En effet, le retrait de Laurent Gbagbo de la liste électorale, principal argument juridique du rejet de sa candidature, est bien connu. Il fut même porté à la connaissance de sa famille politique qui n’ignorait certainement pas l’existence de l’article 48 du Code électoral qui stipule : «  tout ivoirien qui a la qualité d’électeur peut être élu président de la République dans les conditions prévues par la Constitution ». 

Le président Laurent Gbagbo quant à lui s’est enfermé depuis plusieurs années, dans un silence profond, tandis que son avocate Maitre Habiba Touré affirmait le 1er septembre 2020, sur une chaine de télévision française, que l’ancien président ivoirien n’a « donné aucune instruction » sur sa candidature. Il s’agit toutefois d’une allégation difficile à confirmer.

Cet entêtement de la Gauche ivoirienne, à choisir Laurent Gbagbo est en réalité une réponse à la mesure des manœuvres frauduleuses élaborées par le président Alassane Ouattara pour se maintenir au pouvoir « par tous les moyens », en écartant de la course, ses principaux adversaires (Laurent Gbagbo, Guillaume Soro, Mamadou Koulibaly, Mabri Touakeusse etc..). Ouattara annonce même sa victoire dès le premier tour de l’élection présidentielle, et refuse de reporter le scrutin. De plus, le Conseil Constitutionnel valide la Candidature du président sortant, alors même que la Constitution ivoirienne de 2016 confirme qu’il n’y a pas de troisième mandat en Côte d’Ivoire.

Face à cette mascarade électorale déjà perdue d’avance, la stratégie de la  Gauche ivoirienne repose donc sur le refus d’une candidature de substitution à Laurent Gbagbo, en envisageant un autre type de « confrontation » avec le régime Ouattara, dans la nostalgie de l’alternance politique de 2000, obtenue dans la douleur  face au général Robert Guéï.  Mais un tel scénario est-il envisageable en Côte d’Ivoire en 2020 ?

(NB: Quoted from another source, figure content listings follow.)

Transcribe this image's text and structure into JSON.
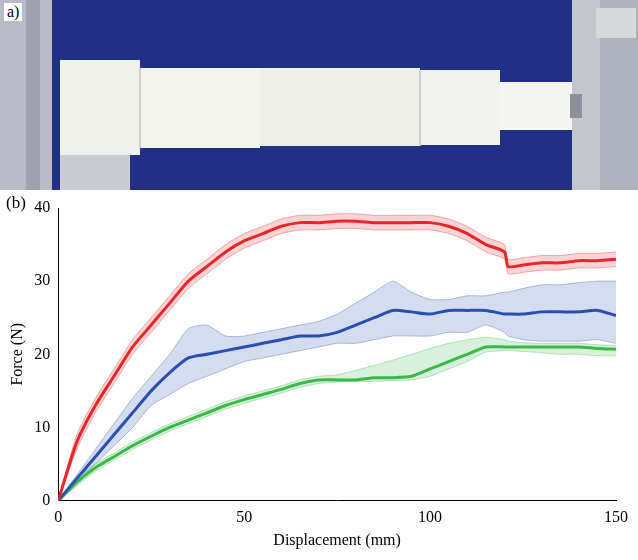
{
  "photo": {
    "label": "a)"
  },
  "chart_data": {
    "type": "line",
    "label": "(b)",
    "x_label": "Displacement (mm)",
    "y_label": "Force (N)",
    "xlim": [
      0,
      150
    ],
    "xticks": [
      0,
      50,
      100,
      150
    ],
    "ylim": [
      0,
      40
    ],
    "yticks": [
      0,
      10,
      20,
      30,
      40
    ],
    "grid": false,
    "marker": "none",
    "x": [
      0,
      5,
      10,
      15,
      20,
      25,
      30,
      35,
      40,
      45,
      50,
      55,
      60,
      65,
      70,
      75,
      80,
      85,
      90,
      95,
      100,
      105,
      110,
      115,
      120,
      121,
      125,
      130,
      135,
      140,
      145,
      150
    ],
    "series": [
      {
        "color": "#e8262a",
        "values": [
          0,
          8,
          13,
          17,
          21,
          24,
          27,
          30,
          32,
          34,
          35.5,
          36.5,
          37.5,
          38,
          38,
          38.2,
          38.2,
          38,
          38,
          38,
          38,
          37.5,
          36.5,
          35,
          34,
          32,
          32.2,
          32.5,
          32.5,
          32.8,
          32.8,
          33
        ],
        "upper": [
          0,
          9,
          14,
          18,
          22,
          25,
          28,
          31,
          33,
          35,
          36.5,
          37.5,
          38.5,
          39,
          39,
          39.2,
          39.2,
          39,
          39,
          39,
          39,
          38.5,
          37.5,
          36,
          35,
          33,
          33.2,
          33.5,
          33.5,
          33.8,
          33.8,
          34
        ],
        "lower": [
          0,
          7,
          12,
          16,
          20,
          23,
          26,
          29,
          31,
          33,
          34.5,
          35.5,
          36.5,
          37,
          37,
          37.2,
          37.2,
          37,
          37,
          37,
          37,
          36.5,
          35.5,
          34,
          33,
          31,
          31.2,
          31.5,
          31.5,
          31.8,
          31.8,
          32
        ]
      },
      {
        "color": "#2a4fb0",
        "values": [
          0,
          3,
          6,
          9,
          12,
          15,
          17.5,
          19.5,
          20,
          20.5,
          21,
          21.5,
          22,
          22.5,
          22.5,
          23,
          24,
          25,
          26,
          25.8,
          25.5,
          26,
          26,
          26,
          25.5,
          25.5,
          25.5,
          25.8,
          25.8,
          25.8,
          26,
          25.3
        ],
        "upper": [
          0,
          3.5,
          7,
          10.5,
          14,
          17,
          20,
          23.5,
          24,
          22.5,
          22.5,
          23,
          23.5,
          24,
          24.5,
          25.5,
          27,
          28.5,
          30,
          28.5,
          27.5,
          27.5,
          28,
          28,
          28.5,
          28.5,
          29,
          29.5,
          29.5,
          29.8,
          30,
          30
        ],
        "lower": [
          0,
          2.5,
          5,
          7.5,
          10,
          13,
          14.5,
          16,
          17,
          18,
          19,
          19.5,
          20,
          20.5,
          21,
          21.5,
          21.5,
          22,
          22.5,
          22.5,
          22.5,
          23,
          23,
          24,
          23,
          22.5,
          22,
          21.8,
          21.8,
          21.8,
          22,
          21.5
        ]
      },
      {
        "color": "#3cb84a",
        "values": [
          0,
          2.5,
          4.5,
          6,
          7.5,
          8.8,
          10,
          11,
          12,
          13,
          13.8,
          14.5,
          15.2,
          16,
          16.5,
          16.5,
          16.5,
          16.8,
          16.8,
          17,
          18,
          19,
          20,
          21,
          21,
          21,
          21,
          21,
          21,
          21,
          20.8,
          20.7
        ],
        "upper": [
          0,
          3,
          5,
          6.5,
          8,
          9.3,
          10.5,
          11.5,
          12.5,
          13.5,
          14.3,
          15,
          15.7,
          16.5,
          17,
          17.2,
          17.8,
          18.5,
          19.2,
          20,
          20.8,
          21.5,
          22,
          22.3,
          22,
          21.8,
          21.6,
          21.5,
          21.5,
          21.5,
          21.3,
          21.2
        ],
        "lower": [
          0,
          2,
          4,
          5.5,
          7,
          8.3,
          9.5,
          10.5,
          11.5,
          12.5,
          13.3,
          14,
          14.7,
          15.5,
          16,
          16.2,
          16.3,
          16.3,
          16.4,
          16.5,
          17,
          18,
          19,
          20.3,
          20.5,
          20.5,
          20.4,
          20.2,
          20,
          20,
          19.8,
          19.8
        ]
      }
    ]
  }
}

Les obstacles politiques à un scénario semblable à celui de l’an 2000

 Tout d’abord, il est important de souligner qu’un scénario semblable à celui de l’an 2000 n’est pas impossible en Côte d’Ivoire. Mais sous le régime Ouattara, une telle initiative s’avère difficile et se solderait certainement par un lourd bilan de perte en vies humaines.

Le premier argument porte ainsi sur la nature de l’adversaire politique. Pour rappel, sur les 5 candidats retenus par la chambre constitutionnelle de la Cour suprême en 2000, le président Laurent Gbagbo avait eu pour adversaire, le général Robert Guéï, un candidat indépendant, sans assise populaire, mal entouré, qui s’illusionnait sur sa popularité, en seulement 10 mois de règne. L’appel à un soulèvement populaire, contraint le général Guéï, ancien chef d’état major d’une armée de temps de paix, à quitter le pouvoir.

Cependant, en 2020, l’adversaire politique n’est plus le même. Les partisans de Laurent Gbagbo font face à un régime autoritaire au pouvoir depuis près de 10 ans, dont le parcours (rébellion, phénomène des « microbes » (jeunes voyous à la solde du pouvoir) nous laisse entrevoir que le président Ouattara, sauf en cas d’une impressionnante manifestation de rue dans la capitale économique, n’emboitera pas le pas de ses anciens homologues comme Ibrahim Boubacar Kéita au Mali, ou encore Blaise Compaoré au Burkina Faso.

Ces chefs d’Etat confrontés à une révolte populaire dans leur pays, avaient choisi de quitter le pouvoir afin d’éviter un bain de sang.  La stratégie du régime Ouattara  vise plutôt à armer d’armes blanches des jeunes délinquants partisans pour faire face aux manifestations de l’opposition. Ce qui déclenche des conflits inter-communautaires, stoppant ainsi la perspective d’un soulèvement populaire, comme récemment à Divo et Bonoua.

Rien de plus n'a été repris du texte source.